Even before I started weaving, I was a fabric junkie. On rainy Sunday afternoons with no other pressing business you would frequently find me at the local fabric store contentedly flipping through pattern books. I usually selected two or three patterns from the carefully numbered file drawers, though frankly this was before a couple patterns cost as much as a good dinner out. Then I’d work my way between all the fabric stacks, stroking anything that caught my eye. I’d usually go home with both fabric and patterns, although not necessarily intended for each other. I just liked them.
So began the fabric stash and pattern library. Occasionally, when I actually needed something to wear for a special event, I matched up fabric with pattern and sewed, although it often required another trip to the fabric store.
Then I learned to weave. After weaving umpteen scarves, shawls, towels, table runners and other rectangular textiles that needed little more than hemming or fringing, I decided maybe I should start weaving cloth I could actually sew into clothes.
Cutting handwoven cloth for the first time requires a steady hand and nerves of steel. In addition, there are a few fundamental guidelines for sewing handwovens that may give even experienced sewers pause: NEVER cut handwoven cloth doubled; ALWAYS cut a single layer; and IGNORE pattern instructions to cut a piece on the fold. Either flip the pattern over to cut the other half or, better yet, transfer pattern halves to new pattern paper so you can lay out the entire piece. DOUBLE- and TRIPLE-CHECK the straight-of-grain. As for seam finishes, they are ESSENTIAL.
Eventually, I made a couple of nice handwoven jackets. Unfortunately it was far more common that once new yardage was finished, yardage it remained because I was already onto the next weaving project. And so began a fabric stash of a different sort.
Last week, I was once again sitting in front of the pattern books at the fabric store searching for the perfect dress pattern for the latest handwoven yardage. Seems the old pattern library had gotten a little . . . well, old.
The yardage itself, though beautiful, represented some special challenges. First, it is a warp-dominant corkscrew twill that shrunk from 36” wide on the loom to 29” wide after finishing. Yardage requirements on pattern envelopes start at 44” wide, and the fabric proprietors often frown on pulling out pattern pieces to measure them before purchasing.
Second, I found three treadling errors in the last third of the three yards, which made my original vision of a simple below-the-knee sheath impossible. Never again will I weave complex twill in a busy room without a dobby. So the dress will need a separate bodice and skirt, which might even be different fabrics.
A few pattern designs looked promising, but sticker shock scared me off. At the back of the store, I happened across a box of discontinued patterns for $2 each and found three that seemed a good mix of still current and classic. I forked over the $6 plus tax, took my patterns home, and started measuring. Before I could lay pattern to cloth, however, another weaving deadline presented itself. Back into the envelope the tissue pieces went until another day.
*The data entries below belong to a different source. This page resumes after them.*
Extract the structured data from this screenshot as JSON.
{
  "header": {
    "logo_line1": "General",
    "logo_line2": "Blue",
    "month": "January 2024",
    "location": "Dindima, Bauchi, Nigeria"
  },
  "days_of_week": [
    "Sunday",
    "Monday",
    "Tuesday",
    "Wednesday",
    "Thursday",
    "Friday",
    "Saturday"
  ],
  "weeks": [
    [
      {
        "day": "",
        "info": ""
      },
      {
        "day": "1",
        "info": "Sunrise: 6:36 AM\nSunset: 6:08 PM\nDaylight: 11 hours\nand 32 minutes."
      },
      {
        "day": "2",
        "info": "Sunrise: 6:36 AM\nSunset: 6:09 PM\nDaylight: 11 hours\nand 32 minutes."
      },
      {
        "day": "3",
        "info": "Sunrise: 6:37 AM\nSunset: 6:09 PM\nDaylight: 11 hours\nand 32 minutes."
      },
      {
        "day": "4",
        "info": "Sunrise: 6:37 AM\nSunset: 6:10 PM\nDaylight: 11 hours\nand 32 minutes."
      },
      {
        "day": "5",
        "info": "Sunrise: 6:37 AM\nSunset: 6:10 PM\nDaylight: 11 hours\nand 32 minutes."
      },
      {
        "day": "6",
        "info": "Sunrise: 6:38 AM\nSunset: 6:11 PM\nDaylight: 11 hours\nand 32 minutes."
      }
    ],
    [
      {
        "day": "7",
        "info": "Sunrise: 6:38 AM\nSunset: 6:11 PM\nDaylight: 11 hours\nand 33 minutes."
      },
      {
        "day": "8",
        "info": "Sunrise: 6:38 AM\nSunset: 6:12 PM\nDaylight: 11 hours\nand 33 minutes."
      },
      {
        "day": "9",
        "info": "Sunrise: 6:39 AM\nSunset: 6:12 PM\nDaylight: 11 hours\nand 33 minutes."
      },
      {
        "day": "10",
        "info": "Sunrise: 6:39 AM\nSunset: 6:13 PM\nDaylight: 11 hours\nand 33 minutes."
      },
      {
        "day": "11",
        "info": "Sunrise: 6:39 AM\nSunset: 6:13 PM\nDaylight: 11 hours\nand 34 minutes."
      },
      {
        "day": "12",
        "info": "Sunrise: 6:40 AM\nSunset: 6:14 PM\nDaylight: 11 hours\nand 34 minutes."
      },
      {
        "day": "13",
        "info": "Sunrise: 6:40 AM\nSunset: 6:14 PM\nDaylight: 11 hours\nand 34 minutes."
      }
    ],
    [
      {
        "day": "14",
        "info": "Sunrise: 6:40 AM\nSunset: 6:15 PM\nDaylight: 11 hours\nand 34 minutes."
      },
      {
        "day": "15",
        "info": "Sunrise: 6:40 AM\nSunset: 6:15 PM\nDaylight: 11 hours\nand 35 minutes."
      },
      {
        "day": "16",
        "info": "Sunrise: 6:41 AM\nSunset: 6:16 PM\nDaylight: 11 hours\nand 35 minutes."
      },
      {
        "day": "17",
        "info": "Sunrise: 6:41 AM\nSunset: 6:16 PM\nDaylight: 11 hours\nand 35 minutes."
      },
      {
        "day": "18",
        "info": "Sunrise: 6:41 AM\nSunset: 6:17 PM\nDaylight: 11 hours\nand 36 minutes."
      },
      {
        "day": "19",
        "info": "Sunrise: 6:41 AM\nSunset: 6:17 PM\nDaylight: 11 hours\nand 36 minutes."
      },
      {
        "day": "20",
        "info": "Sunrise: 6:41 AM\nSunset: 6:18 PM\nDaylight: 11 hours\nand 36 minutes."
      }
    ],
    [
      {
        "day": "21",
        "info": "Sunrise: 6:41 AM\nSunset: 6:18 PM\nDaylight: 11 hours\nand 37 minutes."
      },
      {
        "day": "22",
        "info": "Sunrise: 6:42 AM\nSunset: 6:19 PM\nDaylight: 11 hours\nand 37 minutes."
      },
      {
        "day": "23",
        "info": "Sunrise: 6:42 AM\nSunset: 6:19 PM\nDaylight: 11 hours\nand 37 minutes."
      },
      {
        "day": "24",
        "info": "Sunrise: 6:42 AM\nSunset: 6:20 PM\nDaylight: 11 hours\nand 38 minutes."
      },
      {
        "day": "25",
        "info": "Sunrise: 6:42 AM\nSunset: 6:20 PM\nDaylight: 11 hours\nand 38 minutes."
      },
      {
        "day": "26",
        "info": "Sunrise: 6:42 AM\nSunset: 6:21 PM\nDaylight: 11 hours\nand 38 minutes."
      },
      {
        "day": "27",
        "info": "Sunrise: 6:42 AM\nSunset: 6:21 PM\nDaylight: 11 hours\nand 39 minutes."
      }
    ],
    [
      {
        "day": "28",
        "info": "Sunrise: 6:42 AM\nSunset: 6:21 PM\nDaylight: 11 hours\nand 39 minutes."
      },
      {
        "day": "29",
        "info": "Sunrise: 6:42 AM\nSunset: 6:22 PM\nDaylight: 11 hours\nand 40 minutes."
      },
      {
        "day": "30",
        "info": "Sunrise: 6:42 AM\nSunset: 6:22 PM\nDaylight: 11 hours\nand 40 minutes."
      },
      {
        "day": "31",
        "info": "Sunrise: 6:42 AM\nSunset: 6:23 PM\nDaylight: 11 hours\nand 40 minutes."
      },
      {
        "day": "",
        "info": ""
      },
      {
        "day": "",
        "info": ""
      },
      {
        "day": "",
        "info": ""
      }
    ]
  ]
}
Then I remembered Daryl Lancaster is coming to Asheville in late May, and I’ll be taking her jacket construction class. I’ve been a Daryl disciple for many years. Love those Hong Kong seams! But I have never been able to take the five-day class. It only makes sense to wait and ask her opinion. Even with the week I’m away at Convergence, and another trip to the fabric store, I should be able to get this dress done before the rehearsal dinner for my son’s wedding this summer. I might even making a matching bag from Yuka Koshizen's book Carry Me. It apparently still takes a special occasion to get me to the sewing machine.